The anti-bacterial activity in vitro against S. aureus (CMCC(B) 26003 and CMCC 25923, S. pyogenes CMCC 32067, E. faecalis CMCC 29212, B. subtilis CMCC 63501; E. coli CMCC 25922 and CMCC 44568, P. aeruginosa CMCC 27853 and CMCC 10104, as well as two methicillin-resistant clinical isolates (S. aureus ATCC 43300 and ATCC 33591) was evaluated using a two-fold serial dilution technique [31], and the final concentrations of compounds obtained were in the range of 0.5–128 μg/mL. Test bacteria were grown to mid-log phase in Mueller-Hinton broth (MHB) or Tryptone Soya Broth (TSB) and diluted 1000-fold in the same medium. The bacteria of 10⁵ CFU/mL were inoculated into MHB or TSB and dispensed at 0.2 mL/well in a 96-well microtiter plate. As positive controls, gatifloxacin, moxifloxacin, norfloxacin, oxacillin, and penicillin were used. Test compounds were prepared in DMSO, the final concentration of which did not exceed 0.05%. The MIC was defined as the concentration of a test compound that completely inhibited bacteria growth during 24 h incubation at 37 °C. Bacteria growth was determined by measuring the absorption at 630 nm using a microtiter enzyme-linked immunosorbent assay (ELISA) reader. All experiments were carried out three times.

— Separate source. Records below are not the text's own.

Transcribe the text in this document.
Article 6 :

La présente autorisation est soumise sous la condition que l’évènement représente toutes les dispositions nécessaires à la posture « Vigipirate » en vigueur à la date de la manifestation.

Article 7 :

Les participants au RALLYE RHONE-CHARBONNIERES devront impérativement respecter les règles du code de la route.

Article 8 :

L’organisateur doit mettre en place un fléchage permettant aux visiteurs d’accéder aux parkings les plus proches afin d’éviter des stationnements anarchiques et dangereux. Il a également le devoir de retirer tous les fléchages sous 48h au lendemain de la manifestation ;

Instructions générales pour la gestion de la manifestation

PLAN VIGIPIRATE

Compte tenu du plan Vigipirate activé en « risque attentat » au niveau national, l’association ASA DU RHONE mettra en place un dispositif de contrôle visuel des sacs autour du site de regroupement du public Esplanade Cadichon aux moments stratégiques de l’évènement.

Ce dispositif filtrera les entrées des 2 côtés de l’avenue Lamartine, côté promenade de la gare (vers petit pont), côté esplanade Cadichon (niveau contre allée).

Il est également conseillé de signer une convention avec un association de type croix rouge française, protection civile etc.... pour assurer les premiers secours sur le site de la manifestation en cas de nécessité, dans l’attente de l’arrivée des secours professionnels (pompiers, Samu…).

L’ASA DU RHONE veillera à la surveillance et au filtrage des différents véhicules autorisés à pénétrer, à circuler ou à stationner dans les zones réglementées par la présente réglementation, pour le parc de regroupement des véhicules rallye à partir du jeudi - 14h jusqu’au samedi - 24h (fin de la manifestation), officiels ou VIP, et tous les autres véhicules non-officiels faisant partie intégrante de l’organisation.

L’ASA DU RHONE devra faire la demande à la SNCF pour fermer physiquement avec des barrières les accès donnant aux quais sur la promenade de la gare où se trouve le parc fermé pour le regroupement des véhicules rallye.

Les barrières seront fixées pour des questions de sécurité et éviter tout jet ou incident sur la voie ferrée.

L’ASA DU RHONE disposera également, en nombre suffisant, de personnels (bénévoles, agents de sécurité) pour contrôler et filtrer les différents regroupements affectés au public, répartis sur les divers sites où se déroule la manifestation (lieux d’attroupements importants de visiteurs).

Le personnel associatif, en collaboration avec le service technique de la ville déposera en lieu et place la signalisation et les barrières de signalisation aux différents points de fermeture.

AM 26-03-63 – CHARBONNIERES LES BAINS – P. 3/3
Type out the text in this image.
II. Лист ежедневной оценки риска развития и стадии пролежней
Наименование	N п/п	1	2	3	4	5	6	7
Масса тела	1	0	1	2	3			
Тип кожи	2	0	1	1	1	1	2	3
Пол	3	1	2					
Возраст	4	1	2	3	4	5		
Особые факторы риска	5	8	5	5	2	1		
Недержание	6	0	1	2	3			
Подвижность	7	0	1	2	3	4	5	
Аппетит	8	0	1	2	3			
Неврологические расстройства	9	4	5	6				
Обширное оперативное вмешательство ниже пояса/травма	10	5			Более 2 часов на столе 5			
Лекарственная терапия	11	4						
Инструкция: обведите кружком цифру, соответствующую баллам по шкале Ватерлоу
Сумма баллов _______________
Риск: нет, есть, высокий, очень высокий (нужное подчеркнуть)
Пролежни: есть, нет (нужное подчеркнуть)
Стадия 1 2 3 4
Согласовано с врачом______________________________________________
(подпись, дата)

3.4. Evaluation of Cytotoxicity In Vitro

HEK 293T cells were used to test the cytotoxicity of the new compounds. HEK 293T cells were grown in Dulbecco modified Eagle medium supplemented with fetal bovine serum (10%), and antibiotics (penicillin-streptomycin mixture (100 U/mL)). Cells at 80% to 90% confluence were split by trypsin (0.25% in PBS; pH 7.4), and the medium was changed at 24 h intervals. The cells were cultured at 37 °C in a 5% CO₂ incubator. The cells were grown to three passages, and approximately 1 × 10⁴ cells were seeded into each well of a 96-well plate and allowed to incubate to allow attachment of the cells to the substrate. After 24 h, the medium was replaced with DMEM supplemented with 10% FBS containing various concentrations (4, 8, 16, 32, 64, 128 μg/mL) of test compounds and incubated for 48 h. Each concentration set three wells in parallel. Then 20 µL of CCK-8 solution was added to each well. After incubation for 3 h, the optical density was measured at 450 nm using a microtiter ELISA reader. The IC₅₀ values were defined as the concentrations inhibiting 50% of cell growth.

4. Conclusions

In summary, seven new series of N-arylsulfonylindoles 5–11 bearing rhodanine moieties were designed, synthesized, and evaluated for their antibacterial activities. In accordance to the results of antibacterial tests in vitro, some of the compounds showed good antibacterial activities against Staphylococcus aureus, including multidrug-resistant strains. Among them compounds 6a and 6c showed the most potent levels of activity (MIC = 0.5 µg/mL) against selected MRSA strains. These results illustrate that N-arylsulfonylindole analogs bearing rhodanine moieties are promising leads to develop novel antimicrobial agents against many infections caused by Gram-positive strains, especially Staphylococcus aureus, incluing MRSA. Future studies will focus on the mechanism of action of these compounds.